There's no laundry service onboard but you will find a small spinner on Deck 2, which you can use to spin dry your wet swimwear before hanging on the sun deck to dry off completely. After a half day of snorkeling the Deck 4 sun deck is usually ringed with people's wet gear hanging in the sun to dry.
Though Safari Voyager has no spa facility onboard, all passengers are offered a free 30-minute massage as part of their cruise experience. Most massages are scheduled for the late afternoon so as not to conflict with any of the shoreside (or in-water) activities. Passengers indicate their interest -- or disinterest -- in receiving the free massage and the two massage therapists onboard schedule the appointments over the course of the week to ensure everyone gets a massage.
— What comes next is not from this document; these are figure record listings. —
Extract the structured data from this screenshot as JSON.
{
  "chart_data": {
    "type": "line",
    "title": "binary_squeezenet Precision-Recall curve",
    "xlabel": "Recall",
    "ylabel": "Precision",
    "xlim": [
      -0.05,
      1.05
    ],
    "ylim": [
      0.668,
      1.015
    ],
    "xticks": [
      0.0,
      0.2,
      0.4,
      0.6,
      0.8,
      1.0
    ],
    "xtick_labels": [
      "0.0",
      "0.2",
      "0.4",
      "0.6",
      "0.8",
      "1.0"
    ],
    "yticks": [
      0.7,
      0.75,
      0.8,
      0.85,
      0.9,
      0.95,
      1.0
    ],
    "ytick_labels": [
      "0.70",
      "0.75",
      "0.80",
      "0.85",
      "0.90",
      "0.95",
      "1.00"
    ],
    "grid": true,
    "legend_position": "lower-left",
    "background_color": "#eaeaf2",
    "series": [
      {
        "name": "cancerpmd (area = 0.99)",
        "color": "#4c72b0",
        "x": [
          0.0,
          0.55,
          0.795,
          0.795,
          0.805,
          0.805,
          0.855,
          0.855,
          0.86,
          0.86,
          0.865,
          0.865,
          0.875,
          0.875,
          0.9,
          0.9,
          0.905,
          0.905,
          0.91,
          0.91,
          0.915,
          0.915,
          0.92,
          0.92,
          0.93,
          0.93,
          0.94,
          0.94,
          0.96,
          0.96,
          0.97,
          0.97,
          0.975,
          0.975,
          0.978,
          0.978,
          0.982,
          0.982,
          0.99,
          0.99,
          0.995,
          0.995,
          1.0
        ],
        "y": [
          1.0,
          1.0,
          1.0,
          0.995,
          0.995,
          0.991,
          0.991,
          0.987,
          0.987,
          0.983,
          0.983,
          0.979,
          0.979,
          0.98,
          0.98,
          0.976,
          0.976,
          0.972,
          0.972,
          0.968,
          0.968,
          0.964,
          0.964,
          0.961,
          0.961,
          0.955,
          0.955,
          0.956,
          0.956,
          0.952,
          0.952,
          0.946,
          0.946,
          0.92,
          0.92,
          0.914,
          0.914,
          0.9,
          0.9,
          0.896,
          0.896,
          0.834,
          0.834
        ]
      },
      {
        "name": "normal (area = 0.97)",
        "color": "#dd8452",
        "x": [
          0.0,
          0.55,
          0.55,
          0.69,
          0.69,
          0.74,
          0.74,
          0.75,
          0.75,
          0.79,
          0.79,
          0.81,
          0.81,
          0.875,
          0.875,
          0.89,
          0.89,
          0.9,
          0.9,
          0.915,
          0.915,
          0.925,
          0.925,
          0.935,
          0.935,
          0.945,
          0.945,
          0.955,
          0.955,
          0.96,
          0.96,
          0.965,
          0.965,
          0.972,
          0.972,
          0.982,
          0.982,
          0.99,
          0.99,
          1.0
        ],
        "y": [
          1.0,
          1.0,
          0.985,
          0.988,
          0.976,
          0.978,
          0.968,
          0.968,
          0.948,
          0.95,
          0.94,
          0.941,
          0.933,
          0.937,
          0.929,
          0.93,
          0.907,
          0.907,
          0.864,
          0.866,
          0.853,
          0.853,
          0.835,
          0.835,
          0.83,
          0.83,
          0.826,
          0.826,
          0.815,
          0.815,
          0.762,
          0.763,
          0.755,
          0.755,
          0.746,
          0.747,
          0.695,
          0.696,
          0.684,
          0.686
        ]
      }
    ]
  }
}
Fitness equipment is limited to yoga mats for daily sunrise morning classes, plus two ellipticals, two stationary bikes and a few free weights outdoors on Deck 4 (all covered in case of inclement weather).
UnCruise does not allow children younger than 8 on its sailings. When kids are onboard, the crew will work with parents to come up with some activities for them, though generally kids on a Safari Voyager sailing will do most of the same activities as the adults. The chef might also make more child-friendly meals. There are no kids' club facilities or babysitting onboard.